Minehead’s RNLI lifeboat station has taken delivery of a brand-new rescue craft – thanks to the generosity of the local community.

A replacement D class lifeboat was delivered to the station last week with crew members pictured putting it through its paces on Sunday morning.

The boat was constructed at the RNLI’s own inshore lifeboat centre at East Cowes on the Isle of Wight.

Two years ago the Minehead station was given the opportunity by the RNLI of helping to offset the £52,000 it cost to build and equip.

Minehead RNLI chairman Bryan Stoner said the station’s fundraising group had turned immediately to the local community in view of its long and impressive history of supporting the station’s work.

“And I am delighted to say yet again local people came up trumps,” he said.

“Donations soon began flowing in while a number of individuals and organisations arranged specific money-raising events.

“In the event all the money was raised within six months, a really fantastic achievement.
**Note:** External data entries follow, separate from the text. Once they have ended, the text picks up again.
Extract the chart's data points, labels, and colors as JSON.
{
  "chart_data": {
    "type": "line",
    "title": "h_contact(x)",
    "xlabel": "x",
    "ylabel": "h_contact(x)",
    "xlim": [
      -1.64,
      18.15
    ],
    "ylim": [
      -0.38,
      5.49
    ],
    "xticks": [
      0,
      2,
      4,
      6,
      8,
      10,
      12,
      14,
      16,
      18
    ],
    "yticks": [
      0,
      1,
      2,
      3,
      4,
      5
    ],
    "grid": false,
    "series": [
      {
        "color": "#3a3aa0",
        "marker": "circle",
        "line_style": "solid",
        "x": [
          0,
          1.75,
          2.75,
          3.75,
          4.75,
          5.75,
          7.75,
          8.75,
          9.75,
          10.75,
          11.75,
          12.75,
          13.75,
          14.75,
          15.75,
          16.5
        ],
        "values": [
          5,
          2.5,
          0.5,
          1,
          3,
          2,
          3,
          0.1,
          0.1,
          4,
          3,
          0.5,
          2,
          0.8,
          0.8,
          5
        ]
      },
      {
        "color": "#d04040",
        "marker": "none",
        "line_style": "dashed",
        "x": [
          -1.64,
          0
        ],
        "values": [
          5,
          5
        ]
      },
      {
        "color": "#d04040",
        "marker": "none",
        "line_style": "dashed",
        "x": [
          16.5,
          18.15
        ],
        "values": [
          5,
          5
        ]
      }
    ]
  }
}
In fact we had to close the appeal with money still coming in because our target had been exceeded.”

The new boat will be known as Exmoor Belle – the winning name chosen after a competition among pupils at Minehead Middle School.

Appropriately enough the successful entry was submitted by Lilia Guscott, whose father, James, and grandfather, Steve, are both former members of the Minehead crew.

She will be officially naming the boat at a ceremony at the station on the afternoon of March 21.

The Exmoor Belle replaces another D class which had given 10 years active service at the station and been launched hundreds of times on service and on exercise.

D class lifeboats have been saving lives at Minehead for 50 years, the first going on station only a few years after the RNLI had introduced the class to its fleet as a direct response to the changing nature of emergency calls and the huge increase in leisure and pleasure boating around the coasts of the UK and Ireland.

It was designed to be rugged, manoeuvrable, quick to launch (the volunteer Minehead crew reckon to be at sea within seven or eight minutes of being alerted) and capable of operating in surf, in very shallow water and among rocks and has now become the workhorse of the RNLI fleet, Exmoor Belle is the latest development of that original design but is considerably more sophisticated in terms of equipment than the first, fairly rudimentary version.

It is 5.5 metres long with a 2.2 metre beam. Powered by a 50 hp outboard engine it is capable of 25 knots and is equipped for day and night work with an endurance at sea of three hours at full speed. It normally carries a crew of three and can accommodate up to five casualties.